I now realize that I am a serial “changer”, as I like to call it. I will change myself, my interests, my habits, etc. all based on the person I’m dating. I won’t really stop liking the things I currently enjoy, but I’ll just put those on the back burner and emphasize whatever fits in with the current person I’m talking to.

“Oh, you enjoy tacos and Chipotle is your favorite restaurant? Me too!”

LIE. I hate Chipotle. I don’t enjoy Mexican food. But if you do, suddenly I’m open to the idea…

“You could watch only Will Ferrell movies for the rest of your life and never be sad again? That sounds like a great idea…let’s binge watch some next weekend!”

LIE. I’ve only seen like 2 Will Ferrell movies…I know, I’m weird. I’m not against them, per say, I just don’t actively seek out trying to watch them…?

“You can’t stand Taylor Swift? Ugh, me either, what a lame talent-less copy cat.”

Again, LIE. I literally have her newest album in my car CD player now. Don’t judge me, the girl knows how to write good lyrics.

I do all of this to be liked and accepted, and it usually works out well for a while. Then, as I realized this morning, I find myself having compromised all of my joy and excitement in life from doing what I truly enjoy…all in hopes for some attention and favor.

You like to lay in bed all morning on the weekends and not get anything done? Suddenly I do too! You enjoy staying up late because you don’t have to be at work at 8am like I do? No problem, I’ll stay up with you! You can’t workout for ______ reason? No worries, I don’t have to run today.

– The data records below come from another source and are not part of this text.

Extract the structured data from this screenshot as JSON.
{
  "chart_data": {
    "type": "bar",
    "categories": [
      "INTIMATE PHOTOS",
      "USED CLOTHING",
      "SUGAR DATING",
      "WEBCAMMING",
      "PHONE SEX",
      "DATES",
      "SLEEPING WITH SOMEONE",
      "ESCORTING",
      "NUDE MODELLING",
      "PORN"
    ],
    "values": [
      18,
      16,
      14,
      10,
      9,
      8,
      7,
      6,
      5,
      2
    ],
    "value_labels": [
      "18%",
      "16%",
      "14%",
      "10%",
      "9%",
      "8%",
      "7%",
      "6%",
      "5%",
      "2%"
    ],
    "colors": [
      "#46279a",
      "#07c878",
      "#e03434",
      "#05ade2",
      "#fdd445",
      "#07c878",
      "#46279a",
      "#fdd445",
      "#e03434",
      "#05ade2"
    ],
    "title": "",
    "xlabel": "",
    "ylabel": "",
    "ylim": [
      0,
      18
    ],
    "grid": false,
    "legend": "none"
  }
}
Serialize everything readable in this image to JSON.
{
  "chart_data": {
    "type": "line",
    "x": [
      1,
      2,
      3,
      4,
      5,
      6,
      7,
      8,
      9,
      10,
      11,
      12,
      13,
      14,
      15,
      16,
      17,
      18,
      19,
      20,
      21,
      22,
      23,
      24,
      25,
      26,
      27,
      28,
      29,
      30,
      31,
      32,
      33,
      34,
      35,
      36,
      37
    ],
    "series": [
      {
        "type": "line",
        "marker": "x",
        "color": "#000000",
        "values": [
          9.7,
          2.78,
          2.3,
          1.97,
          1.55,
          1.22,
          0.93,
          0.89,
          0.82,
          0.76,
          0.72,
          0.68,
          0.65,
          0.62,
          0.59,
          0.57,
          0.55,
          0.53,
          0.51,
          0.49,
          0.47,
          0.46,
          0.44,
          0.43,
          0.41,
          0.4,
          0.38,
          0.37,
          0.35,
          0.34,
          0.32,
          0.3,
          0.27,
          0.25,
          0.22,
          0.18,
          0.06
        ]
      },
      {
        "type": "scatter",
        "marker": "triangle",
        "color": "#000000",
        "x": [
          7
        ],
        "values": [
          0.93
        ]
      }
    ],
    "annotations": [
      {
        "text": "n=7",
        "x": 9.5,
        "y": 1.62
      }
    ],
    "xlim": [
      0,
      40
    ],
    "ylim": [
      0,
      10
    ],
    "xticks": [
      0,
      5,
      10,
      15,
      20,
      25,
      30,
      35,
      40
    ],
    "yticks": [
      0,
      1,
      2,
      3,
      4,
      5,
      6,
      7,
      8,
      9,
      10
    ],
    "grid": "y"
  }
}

Who am I and what did I do with the girl who was Ashley? The real, happy, genuine, motivated, positive Ashley? I mean, it’s not like I became some completely different person…I was still me, but I just didn’t feel like quite the best version on myself.

Now, I realize that another person you’re dating should make you want to be that better version of you. They should enjoy what you enjoy, push you to work harder, go farther, laugh louder. I don’t want to keep being this way, I want to be me, the real me, with the guy I’m dating.